There are a number of steps you can take to protect data in the cloud:
On the vendor side: For starters, you need to know what level of access your vendors have to your – and your patients’ – data. Any vendor you do business with should be HIPAA compliant, and you should have a written business associate agreement (BAA) with them clearly saying so. These vendors should have written policies in place regarding the storage and handling of PHI and other data, including detailed data backup procedures and security measures.16 Technical controls should be in place to track the data moving through a cloud vendor’s network, and the vendors must also have fully developed business continuity (BCP) and disaster recovery (DRP) plans.
On your side: Be sure to protect the computers and/or mobile devices used to access cloud data. If an attacker can compromise one of those “endpoints,” he or she can simply steal information off it directly. Additional detail can be found in the sections discussing computers and mobile devices in Part I. Attackers can also use stolen login credentials to access cloud data themselves, so cloud access and the credentials used for access should be carefully managed. Use strong passwords as discussed in the previous section and two-factor authentication whenever it’s available.

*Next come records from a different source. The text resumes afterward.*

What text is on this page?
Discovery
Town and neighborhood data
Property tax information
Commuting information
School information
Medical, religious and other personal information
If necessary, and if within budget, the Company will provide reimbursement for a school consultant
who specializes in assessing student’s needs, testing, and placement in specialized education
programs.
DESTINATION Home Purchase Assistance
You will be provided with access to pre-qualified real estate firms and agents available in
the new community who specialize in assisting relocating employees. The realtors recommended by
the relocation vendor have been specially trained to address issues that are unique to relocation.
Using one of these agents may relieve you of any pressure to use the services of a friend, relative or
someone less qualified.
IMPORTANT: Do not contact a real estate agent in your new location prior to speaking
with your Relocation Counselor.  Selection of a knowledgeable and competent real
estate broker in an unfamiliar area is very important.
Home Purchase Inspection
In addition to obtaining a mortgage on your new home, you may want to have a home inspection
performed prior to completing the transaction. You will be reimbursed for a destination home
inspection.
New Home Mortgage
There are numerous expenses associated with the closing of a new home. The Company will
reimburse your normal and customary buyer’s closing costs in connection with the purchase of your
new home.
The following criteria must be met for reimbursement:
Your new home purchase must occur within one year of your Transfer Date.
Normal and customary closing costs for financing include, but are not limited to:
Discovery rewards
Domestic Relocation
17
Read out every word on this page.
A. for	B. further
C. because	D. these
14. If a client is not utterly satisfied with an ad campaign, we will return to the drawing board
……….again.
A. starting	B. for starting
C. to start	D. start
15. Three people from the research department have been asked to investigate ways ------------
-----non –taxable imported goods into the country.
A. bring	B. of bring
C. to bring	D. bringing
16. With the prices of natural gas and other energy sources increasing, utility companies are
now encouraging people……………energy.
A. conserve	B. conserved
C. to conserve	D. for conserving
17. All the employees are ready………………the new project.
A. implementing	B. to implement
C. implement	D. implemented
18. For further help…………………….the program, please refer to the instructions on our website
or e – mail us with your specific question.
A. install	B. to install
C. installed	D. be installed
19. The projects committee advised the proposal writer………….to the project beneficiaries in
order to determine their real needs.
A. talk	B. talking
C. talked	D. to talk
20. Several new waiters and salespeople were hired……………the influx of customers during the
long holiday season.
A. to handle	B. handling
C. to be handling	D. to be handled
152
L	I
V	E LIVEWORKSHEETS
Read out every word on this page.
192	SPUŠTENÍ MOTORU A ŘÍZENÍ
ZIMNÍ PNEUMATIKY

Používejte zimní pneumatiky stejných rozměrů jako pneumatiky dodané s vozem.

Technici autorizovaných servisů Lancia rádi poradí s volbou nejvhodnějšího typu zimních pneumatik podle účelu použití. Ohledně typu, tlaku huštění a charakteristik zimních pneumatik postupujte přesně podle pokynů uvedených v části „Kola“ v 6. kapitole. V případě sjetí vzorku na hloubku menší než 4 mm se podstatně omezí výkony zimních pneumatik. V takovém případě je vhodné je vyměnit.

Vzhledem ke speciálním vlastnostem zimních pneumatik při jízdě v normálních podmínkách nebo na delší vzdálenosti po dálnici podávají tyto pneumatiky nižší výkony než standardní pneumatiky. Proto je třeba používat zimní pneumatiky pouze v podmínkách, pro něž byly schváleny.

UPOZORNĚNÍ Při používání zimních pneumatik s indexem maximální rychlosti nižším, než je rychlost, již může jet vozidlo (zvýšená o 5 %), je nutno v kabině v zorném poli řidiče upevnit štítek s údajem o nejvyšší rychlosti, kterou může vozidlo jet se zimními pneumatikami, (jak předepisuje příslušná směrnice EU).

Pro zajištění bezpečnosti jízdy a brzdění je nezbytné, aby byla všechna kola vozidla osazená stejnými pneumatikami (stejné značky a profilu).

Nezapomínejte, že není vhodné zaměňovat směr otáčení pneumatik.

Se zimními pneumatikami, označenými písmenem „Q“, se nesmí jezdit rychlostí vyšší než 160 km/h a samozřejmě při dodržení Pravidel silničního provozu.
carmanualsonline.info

The Internet of Things (IoT) refers to rapidly growing types of “smart” devices including anything from baby monitors you can access when you’re not at home to refrigerators that use web-based monitoring to let you know when your food is likely spoiled. In the healthcare field, it relates directly to Internet-connected medical devices like picture archive and communications systems (PACS) and x-ray systems. Unfortunately, security is often an afterthought when these devices are designed and hackers are perfectly happy to use them as a poorly defended gateway into a healthcare network.17,18
It’s not uncommon for medical devices to use outdated software, have poor password protections, and not receive any updates even after security issues are discovered. Until these devices come better secured, protective measures such as firewalls and network segmentation (described in the network security section in Part I) can help to effectively secure the rest of your network from them. This is not a do-it-yourself project and skilled security personnel well versed in medical device security should be consulted.